The model was developed on a large data set of electronic medical records covering various clinical environments, which included 703,782 adult patients in 172 inpatients and 1,062 outpatient settings. The model predicts 55.8% of all stationary episodes of acute kidney damage and 90.2% of all acute kidney damage that required subsequent dialysis, with a lead time of up to 48 hours and a ratio of 2 false alerts for each true alert. In addition to predicting future acute kidney damage, the model provides confidence estimates and a list of clinical features that are most common for each prognosis, as well as predicted future trajectories for clinically relevant blood tests.
Despite the fact that recognition and quick treatment of acute kidney damage is known to be difficult, the developed approach may offer opportunities for identifying patients at risk within a time interval that allows for early treatment.
Augmented Reality Microscope with Real-Time Integration of Artificial Intelligence for Cancer Diagnosis
Microscopic evaluation of tissue samples plays an important role in the diagnosis and formulation of cancer and, therefore, directs therapy. However, these estimates demonstrate significant variability, and many regions of the world do not have access to trained pathologists. Although artificial intelligence promises to improve access and quality of care, the cost of digitizing images for pathology and the difficulty in deploying AI solutions remain barriers to real use.
Augmented Reality Microscope (ARM) superimposes AI-based information on the current sample presentation in real-time, providing seamless AI integration into routine workflows. Researchers demonstrate the usefulness of ARM for detecting metastatic breast cancer and identifying prostate cancer, with latency compatible with real-time use.

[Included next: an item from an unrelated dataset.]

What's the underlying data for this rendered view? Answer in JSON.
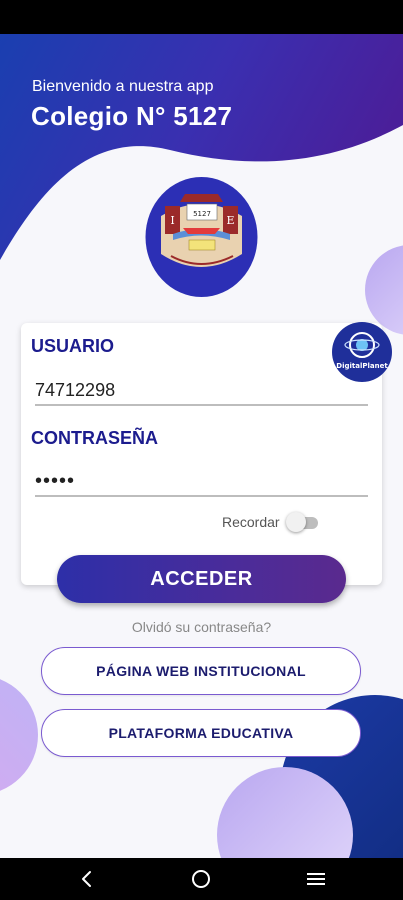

It is expected that ARM will be able to remove barriers to the use of AI designed to improve the accuracy and efficiency of a cancer diagnosis.
Neural Network to Instantly Predict the Tertiary Structure of the Protein
Another powerful breakthrough in healthcare made by AI. ProteinNet neural network is able to predict the structure of a protein in milliseconds. Well, predicting the structure of a protein from its sequence is a central biochemistry problem. Convolutional neural networks show promising results.
Advances in deep learning that replace complex, human-developed conveyors with differentiable models optimized from start to finish suggest potential benefits. In their study, scientists presented an end-to-end differentiable model to study protein structure.
The model links the local and global structure of the protein through geometric units that optimize global geometry without breaking local covalent chemistry. The tested model uses two complex tasks: forecasting new folds without co-evolutionary data and forecasting known folds without structural patterns.
In the first problem, the model achieves modern accuracy, and in the second, it is within 1–2 Å; competing methods that use co-evolution and experimental patterns have been refined over the years, and it is likely that the differentiated approach has significant potential for further improvement, ranging from drug discovery to protein construction.
Certainly, there are lots of other AI applications in medical care. This means only one thing for me, we have great potential for further development.
For me now everything looks fine with AI plus medicine except for one thing. While cutting-edge technologies save time, money and serve patients more efficiently, the majority are curious — is it safe enough? What if AI software will give the wrong diagnosis and so on.
Who will be responsible for the false results? It’s hard to answer. From the legal point of view, we do not understand who to shift the responsibility to. What’s the solution to this? Well, I think, medical workers should supervise the work of AI.
In my opinion, it is highly important for the medicine to change not towards the complete replacement of doctors, but towards symbiosis and joint collaboration with AI. All existing AI-powered systems should act like supporting systems for making medical decisions.